Questa non è, per quanto mi riguarda, una semplice intervista. Piuttosto, la vorrei considerare una celebrazione, visto che a distanza di tantissimi anni ho finalmente la possibilità di parlare con Bard Manth. Chiaramente, per chi non conoscesse i Buxen, si tratterà semplicemente di un nome tra i tanti. Per chi invece ha un po' più di dimestichezza con la scena campana o nazionale, soprattutto quella tra la fine degli anni '90 e i primi '00, questo nome non suonerà affatto nuovo.
Oggi parliamo con una persona che ha contribuito in maniera fondamentale a quello che fu un periodo d'oro per il black metal italiano. Una persona che ha portato avanti un’etichetta storica, che ha prestato la voce a numerose band di culto, fonte d'ispirazione per quanto mi riguarda e che, finalmente, sono felice di ritrovare con una recente release che non mi sarei mai aspettato.
Bard Manth, grazie infinite per la tua disponibilità.
Sono passati davvero tantissimi anni, eppure i ricordi sono vividi come se i primi anni del nuovo millennio fossero ieri. Sinceramente non mi sarei mai aspettato di rivederti in attività con nuova musica e devo dire che l'uscita di "...Dilexerunt Homines Magis Tenebras Quam Lucem..." è stata una grandissima sorpresa. Cos'è successo negli ultimi vent'anni? Perché siete rimasti così a lungo lontani dai riflettori per poi tornare, quasi in punta di piedi, dopo tutto questo tempo? Cosa vi ha spinto a registrare questo nuovo lavoro e, spero, a tornare in attività come Buxen?
Bard Manth Negli ultimi vent’anni abbiamo fatto quello che fanno tutti: vivere, lavorare, perdere tempo, perdere persone, perdere illusioni. Alcune cose si sono svuotate da sole. La scena, per esempio. Non per rabbia, semplicemente per saturazione. Quando qualcosa diventa prevedibile, smette di interessare.
In realtà questo disco non nasce oggi. È stato solo interrotto.

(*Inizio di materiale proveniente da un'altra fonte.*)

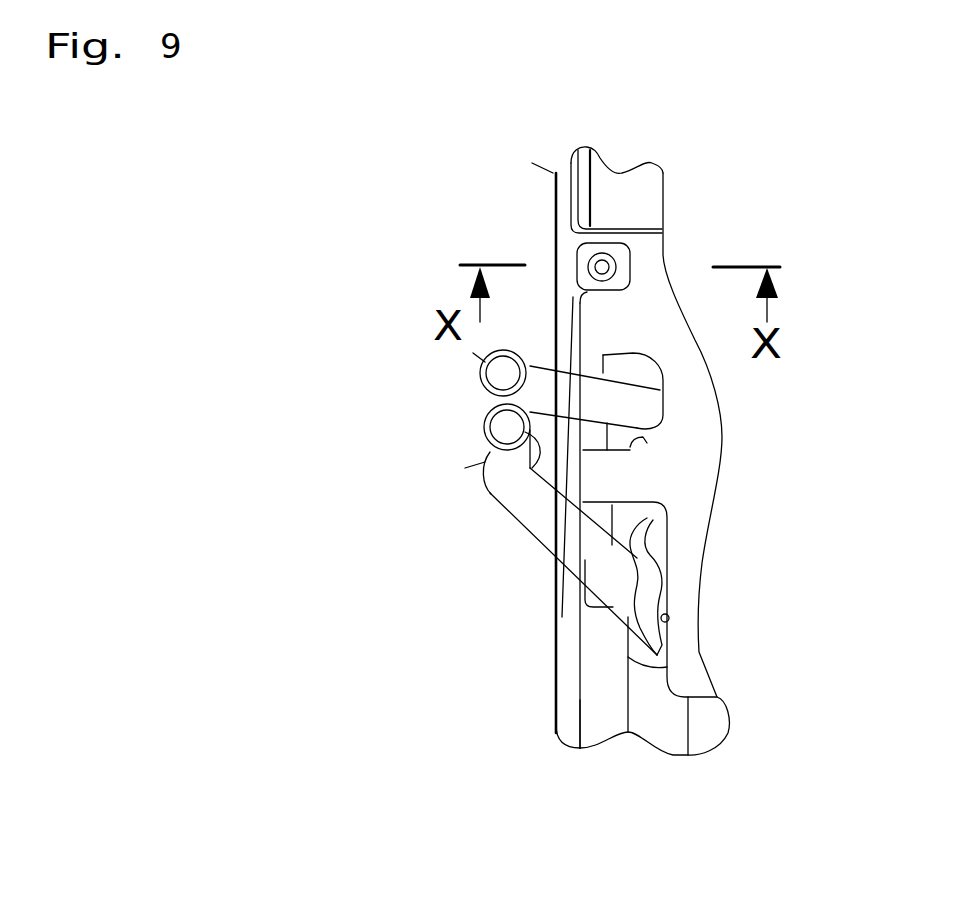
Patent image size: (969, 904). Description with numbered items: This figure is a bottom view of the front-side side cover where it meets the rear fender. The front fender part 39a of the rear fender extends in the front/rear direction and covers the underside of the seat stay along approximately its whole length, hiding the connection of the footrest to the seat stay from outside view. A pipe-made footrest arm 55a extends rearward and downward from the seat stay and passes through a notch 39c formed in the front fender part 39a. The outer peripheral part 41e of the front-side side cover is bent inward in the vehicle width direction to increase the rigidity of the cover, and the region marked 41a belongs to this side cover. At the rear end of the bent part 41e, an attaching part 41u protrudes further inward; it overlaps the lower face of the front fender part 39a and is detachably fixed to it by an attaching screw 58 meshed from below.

The attaching part 41u is at (605, 250).
The attaching screw 58 is at (618, 263).
The front fender part 39a is at (736, 447).
The notch 39c is at (645, 438).
The footrest arm 55a is at (530, 468).
The frame side portion 41a is at (538, 675).
The outer peripheral part 41e is at (562, 706).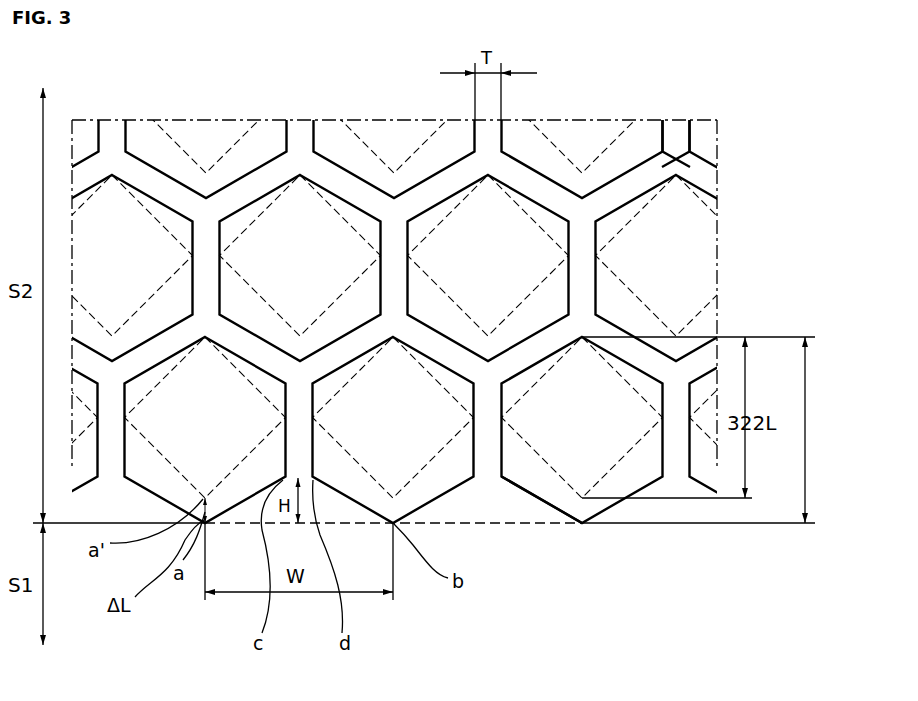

La musica è stata composta nel 2005. I primi testi risalgono ai primi anni Duemila. Tra il 2011 e il 2013 abbiamo registrato gran parte del materiale: batterie, strumenti, le prime parti vocali. Poi si è fermato tutto. Non per una rottura, non per una scelta strategica. Semplicemente il flusso si è spento.
Buxen non ha mai funzionato come una band. Non c’è stato uno scioglimento, non c’è stata una pausa strategica. C’è stato silenzio. E il silenzio non è assenza, è incubazione. A volte dura mesi, a volte anni. Non lo decidiamo noi.
Nel 2023 alcune cose sono tornate a bussare. Alcuni testi erano rimasti incompleti. Non andavano riscritti, andavano conclusi. Abbiamo registrato le parti vocali mancanti e alcuni dettagli strumentali. Non per attualizzare il suono.
Non era nostalgia. Non era volontà di rientrare in un circuito. Era qualcosa che chiedeva di essere fissato su nastro, come una documentazione.
Chiudere qualcosa che era rimasto aperto.
“…Dilexerunt Homines Magis Tenebras Quam Lucem…” attraversa più di vent’anni. È un materiale nato nei primi Duemila che ha trovato forma definitiva quando era pronto.
Non abbiamo riacceso i riflettori. Non li abbiamo mai cercati.
Non c’è stata una decisione di “tornare”. C’è stata la decisione di non lasciare incompiuto qualcosa che esisteva già.
Siamo rimasti coerenti alla nostra natura: esistiamo solo quando c’è qualcosa che deve essere inciso, documentato, fissato. Il resto del tempo non c’è nulla da mostrare.
Se ci sarà altro, accadrà nello stesso modo. Senza annunci. Senza promesse. Solo per necessità.
Com'è arrivato l'accordo con la Gladivs Records per questa release? Si trattava di una label che già seguivate o avete semplicemente fatto ascoltare il disco a qualche etichetta e loro si sono interessati alla stampa?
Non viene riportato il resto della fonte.